In seinem Schreibeifer war der Kaplan auch bereit, offizielle Auflagen zu verletzen. Seit Oktober 1939 wurden nämlich mehrere Verordnungen erlassen, die es Geistlichen oder anderen kirchlichen Stellen und Organisationen untersagten, Feldpostanschriften eingezogener Gemeindemitglieder zu sammeln und diese mit religiösem Schrifttum oder brieflichen Rundschrieben zu versorgen. Interessant ist, dass in vielen Fällen beide Seiten der Schriftwechsel Kommunikation überliefert sind, weil Stiesch die meisten seiner Briefe auf einer Schreibmaschine tippte und Durchschläge anfertigte, die er aufhob und archivierte.

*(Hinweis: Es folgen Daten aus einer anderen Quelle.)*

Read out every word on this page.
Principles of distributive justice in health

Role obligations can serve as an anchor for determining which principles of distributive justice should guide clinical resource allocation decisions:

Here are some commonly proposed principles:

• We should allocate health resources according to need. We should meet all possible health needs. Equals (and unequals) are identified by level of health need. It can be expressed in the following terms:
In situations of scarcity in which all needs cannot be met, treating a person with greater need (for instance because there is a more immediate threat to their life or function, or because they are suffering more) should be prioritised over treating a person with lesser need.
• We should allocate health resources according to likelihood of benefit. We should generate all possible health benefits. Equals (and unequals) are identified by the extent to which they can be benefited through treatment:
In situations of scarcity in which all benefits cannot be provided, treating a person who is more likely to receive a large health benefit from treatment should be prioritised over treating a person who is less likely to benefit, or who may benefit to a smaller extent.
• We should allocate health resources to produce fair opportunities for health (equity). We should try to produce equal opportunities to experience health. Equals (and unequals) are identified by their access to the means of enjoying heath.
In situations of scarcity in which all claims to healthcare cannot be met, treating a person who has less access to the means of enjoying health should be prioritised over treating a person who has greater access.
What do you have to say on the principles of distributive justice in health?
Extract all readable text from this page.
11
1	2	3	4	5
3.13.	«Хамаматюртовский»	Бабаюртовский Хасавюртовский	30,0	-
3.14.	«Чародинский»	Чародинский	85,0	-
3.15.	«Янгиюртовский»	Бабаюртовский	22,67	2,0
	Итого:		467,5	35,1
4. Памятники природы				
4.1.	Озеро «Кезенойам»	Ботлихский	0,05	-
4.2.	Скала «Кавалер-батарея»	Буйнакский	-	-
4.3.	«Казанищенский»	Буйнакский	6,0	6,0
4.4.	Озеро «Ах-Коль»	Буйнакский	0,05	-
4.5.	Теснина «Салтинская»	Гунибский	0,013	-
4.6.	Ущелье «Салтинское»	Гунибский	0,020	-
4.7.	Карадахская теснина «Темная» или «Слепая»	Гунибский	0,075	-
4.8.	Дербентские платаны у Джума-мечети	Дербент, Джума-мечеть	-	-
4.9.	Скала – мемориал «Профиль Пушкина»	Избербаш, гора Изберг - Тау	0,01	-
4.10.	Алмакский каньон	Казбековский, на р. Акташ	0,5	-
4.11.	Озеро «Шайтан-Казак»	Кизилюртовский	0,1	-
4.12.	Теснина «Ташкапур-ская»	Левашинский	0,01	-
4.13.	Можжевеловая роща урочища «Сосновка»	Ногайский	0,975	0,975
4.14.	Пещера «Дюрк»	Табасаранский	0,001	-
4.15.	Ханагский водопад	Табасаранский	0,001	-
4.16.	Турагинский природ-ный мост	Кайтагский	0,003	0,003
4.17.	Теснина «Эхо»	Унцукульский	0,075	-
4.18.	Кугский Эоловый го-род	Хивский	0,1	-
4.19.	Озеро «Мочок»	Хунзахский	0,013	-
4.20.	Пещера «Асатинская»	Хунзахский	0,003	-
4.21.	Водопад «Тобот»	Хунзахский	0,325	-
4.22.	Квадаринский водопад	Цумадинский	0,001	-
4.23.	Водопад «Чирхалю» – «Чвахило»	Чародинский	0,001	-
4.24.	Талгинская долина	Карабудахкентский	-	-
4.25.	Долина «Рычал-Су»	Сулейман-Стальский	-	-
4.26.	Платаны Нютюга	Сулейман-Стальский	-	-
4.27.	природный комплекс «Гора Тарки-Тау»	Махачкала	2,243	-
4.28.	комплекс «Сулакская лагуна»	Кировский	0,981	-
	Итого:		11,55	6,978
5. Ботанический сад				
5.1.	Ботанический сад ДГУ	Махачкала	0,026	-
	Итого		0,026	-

Aufgrund seiner regen Schreibtätigkeit wurde Rudolf Stiesch im Kriegsverlauf zum Kristallisationspunkt der ehemaligen Mitglieder der Pfarrjugend seiner Hl. Dreikönigen-Pfarre. Es konnten einige der Korrespondenzpartner ausfindig gemacht und Videogespräche geführt werden, die hier in Form von Lebensgeschichten zugänglich gemacht werden. Von diesem Gesprächspartnern wiederum hat Hans Eiermann ebenfalls sowohl die an ihn gerichtete als auch die von ihm verfasste Feldpost aufbewahrt und dem NS-DOK ebenso zur Verfügung gestellt, wie tagebuchähnliche Aufzeichnungen über eine Schulung in „Haus Altenberg“.